My mother was the founder of the first Women’s Studies Centre in a university in India and again many from the feminist movement used to visit our house to meet her. The late 1970s and early 1980s were also the time when there was a resurgence in the feminist movement in India and my mother being part of this also influenced me.

Were you always keen on entering the law profession?

As I was doing law I came in touch with Indira Jaising, the leading human rights advocate at that time and I started working with her after I completed my law. I also got involved in organising slum and pavement dwellers in Mumbai. Soon after, with Jaising in the lead we started an organisation called Lawyers Collective and a magazine of the same name.

I joined law only because I did not know what else to do after graduation, but I sustained and my interest developed soon after as I realised that my interest in the poor and marginalised can be best expressed through law and legal practise.

By 1986, three of us – Colin Gonsalves, Gayatri Singh (both of whom are also senior advocates) and I – who were then working in Jaising’s office left to start our own. Because all of us came from civil society movements it was not long before we could establish our practise in various issues such as housing rights, labour and service law, matrimonial law and slowly into the developing fields of public interest litigations and human rights work of all kinds. I also used to go regularly to the labour courts where I was representing Dr Datta Samant’s and other unions.

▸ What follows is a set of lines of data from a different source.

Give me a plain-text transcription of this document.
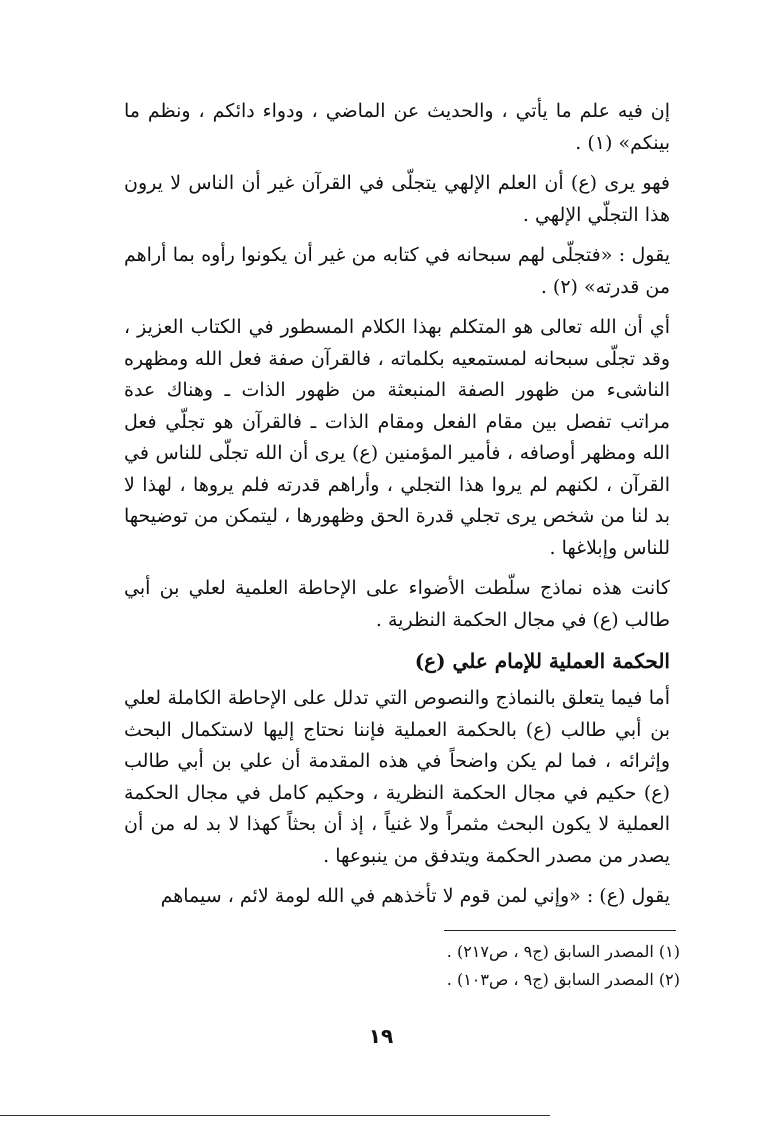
إن فيه علم ما يأتي ، والحديث عن الماضي ، ودواء دائكم ، ونظم ما بينكم» (١) .

فهو يرى (ع) أن العلم الإلهي يتجلّى في القرآن غير أن الناس لا يرون هذا التجلّي الإلهي .

يقول : «فتجلّى لهم سبحانه في كتابه من غير أن يكونوا رأوه بما أراهم من قدرته» (٢) .

أي أن الله تعالى هو المتكلم بهذا الكلام المسطور في الكتاب العزيز ، وقد تجلّى سبحانه لمستمعيه بكلماته ، فالقرآن صفة فعل الله ومظهره الناشىء من ظهور الصفة المنبعثة من ظهور الذات ـ وهناك عدة مراتب تفصل بين مقام الفعل ومقام الذات ـ فالقرآن هو تجلّي فعل الله ومظهر أوصافه ، فأمير المؤمنين (ع) يرى أن الله تجلّى للناس في القرآن ، لكنهم لم يروا هذا التجلي ، وأراهم قدرته فلم يروها ، لهذا لا بد لنا من شخص يرى تجلي قدرة الحق وظهورها ، ليتمكن من توضيحها للناس وإبلاغها .

كانت هذه نماذج سلّطت الأضواء على الإحاطة العلمية لعلي بن أبي طالب (ع) في مجال الحكمة النظرية .

الحكمة العملية للإمام علي (ع)

أما فيما يتعلق بالنماذج والنصوص التي تدلل على الإحاطة الكاملة لعلي بن أبي طالب (ع) بالحكمة العملية فإننا نحتاج إليها لاستكمال البحث وإثرائه ، فما لم يكن واضحاً في هذه المقدمة أن علي بن أبي طالب (ع) حكيم في مجال الحكمة النظرية ، وحكيم كامل في مجال الحكمة العملية لا يكون البحث مثمراً ولا غنياً ، إذ أن بحثاً كهذا لا بد له من أن يصدر من مصدر الحكمة ويتدفق من ينبوعها .

يقول (ع) : «وإني لمن قوم لا تأخذهم في الله لومة لائم ، سيماهم

(١) المصدر السابق (ج٩ ، ص٢١٧) .
(٢) المصدر السابق (ج٩ ، ص١٠٣) .
١٩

In 1989, two colleagues and I started Human Rights Law Network and the India Centre for Human Rights and Law in Mumbai, of which I was the director till 2007. I was also the cofounder in 1992 of the Indian Peoples Tribunal, which was an organisation meant mainly to do fact findings on human rights violations. So a large part of my time (other than legal practise) goes into these fact finding missions and tribunals including those in Kashmir, Odisha, Madhya Pradesh, Jharkhand, Maharashtra, Gujarat and many other places.

Besides law, what are your other interests and hobbies?

I have a wide range of other interests including reading all kinds of books including on philosophy, economics, politics, history and crime fiction. I used to be an avid trekker once but that is in the past. I am also very active in the human rights movement and am the national vice president of the People’s Union for Civil Liberties (PUCL), which also takes up quite a lot of my time.

I am an eternal optimist so while trying times are there, frustrations are few. For me my international idols are people like Che Guevara, and I do find every aspect of life being discussed somewhere or the other by Shakespeare.  Amongst Indians of course there are many including my parents, Dr B.R. Ambedkar, but most of all I get inspiration from those whom I see around me who are part of varied mass movements and battling out despite huge odds. I admire and highly respect a lot of people in the legal profession but none whom I can call my idols.